Statement of Senator Boxer
EPW Oversight Hearing on Domestic Renewable Fuels
December 11, 2013
This oversight hearing will focus on the critically important Renewable Fuel Standard program (RFS) and Environmental Protection Agency's (EPA) recent proposal to set the 2014 renewable fuel volumes. Congress created the RFS to promote a strong domestic renewable energy industry, reduce our dependence on foreign oil, and cut dangerous emissions of carbon pollution that cause climate change.
In 2005, Congress established the RFS program and set goals for the use of renewable fuels. In 2007, Congress expanded these goals and called for the increased use of renewable fuels, such as cellulosic ethanol and advanced biofuels, which can turn waste into fuel.
The RFS is designed to promote the use of renewable fuels as transportation or jet fuel and home heating oil. The requirement to increase the use of renewable fuels is designed to provide a clear and consistent market demand for these fuels, which spurs long-term investments in this new industry.
Congress also designed the RFS to be managed in a flexible, common sense way. For example, the EPA issues rules to set annual volumes of renewable fuel under the RFS, and the agency also has the authority to reduce the required volumes of renewable fuel below targets set out in the statute.
The RFS uses tradable credits (called "RINs") for each gallon of renewable biofuel produced in or imported into the United States under the RFS. Petroleum companies can buy biofuel and obtain the RINs to demonstrate compliance with the RFS.
According to the EPA, by 2022 the RFS will displace over 13 billion gallons of gas and diesel, cut oil imports by more $41 billion dollars, and reduce carbon pollution by 138 million metric tons.
These are exactly the types of goals our country should be focused on: increasing our nation's energy independence by expanding domestic production of renewable fuels and reducing dangerous pollution.
President Obama has recognized the importance of the RFS in achieving these goals. In 2013, the President said: "Biofuels have an important role to play in increasing our energy security, fostering rural economic development, and reducing greenhouse gas emissions from the transportation sector. That is why the Administration supports the Renewable Fuels Standard, and is investing in research and development to help bring next-generation biofuels on line."

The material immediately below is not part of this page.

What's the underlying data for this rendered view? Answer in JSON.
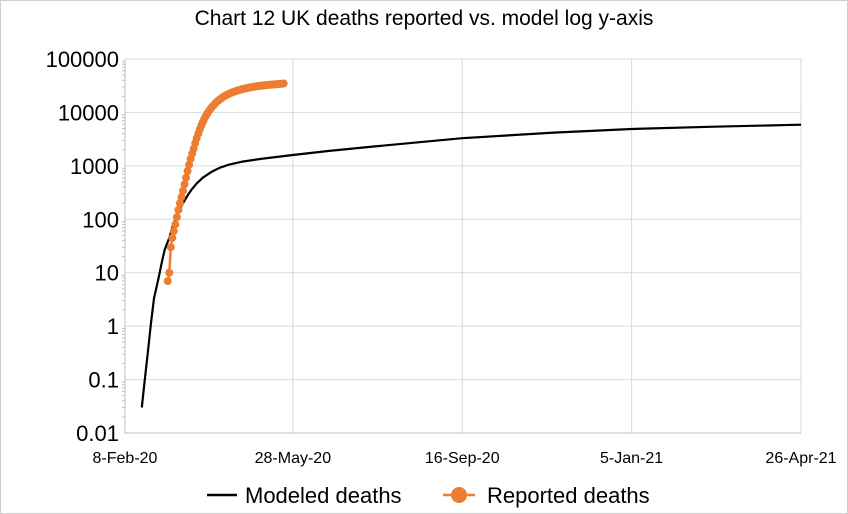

Advanced and cellulosic biofuels play a very important role in the RFS, and I believe that the federal government should promote their use. This industry got started during one of the most severe economic downturns in our nation's history.
Now, with the sustained commitment to support renewable biofuels, EPA projects that five companies in the U.S. will produce commercial-scale cellulosic ethanol by 2014, and we know that several other companies are working to construct commercial-scale cellulosic ethanol plants in 2015 and beyond.

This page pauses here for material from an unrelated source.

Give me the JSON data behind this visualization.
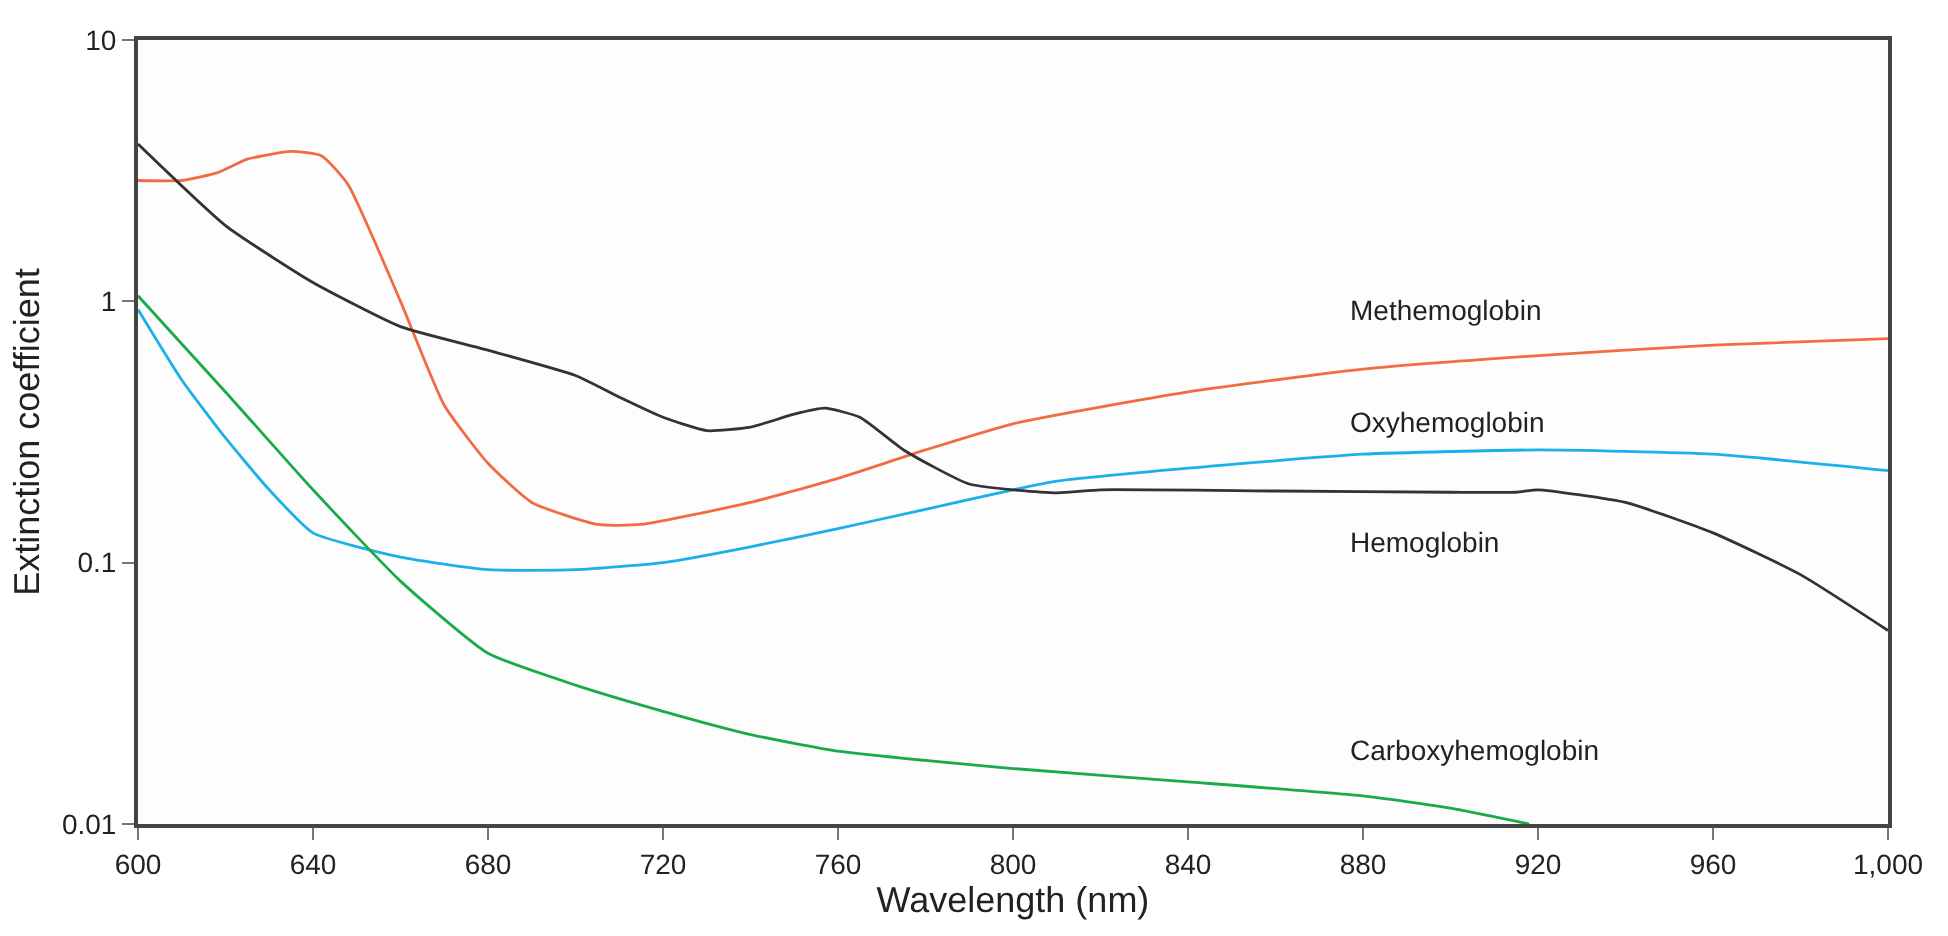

Today's oversight hearing will help us better understand the current status of the renewable fuels program, including EPA's recent proposal to set renewable fuel volumes.
The Agency has asked for comments on this proposal from all stakeholders. EPA has broad authority under the RFS, and I encourage all stakeholders to weigh in with the EPA to explain what they believe the agency got right and what EPA needs to change to ensure the most effective RFS program.
I look forward to hearing from our witnesses.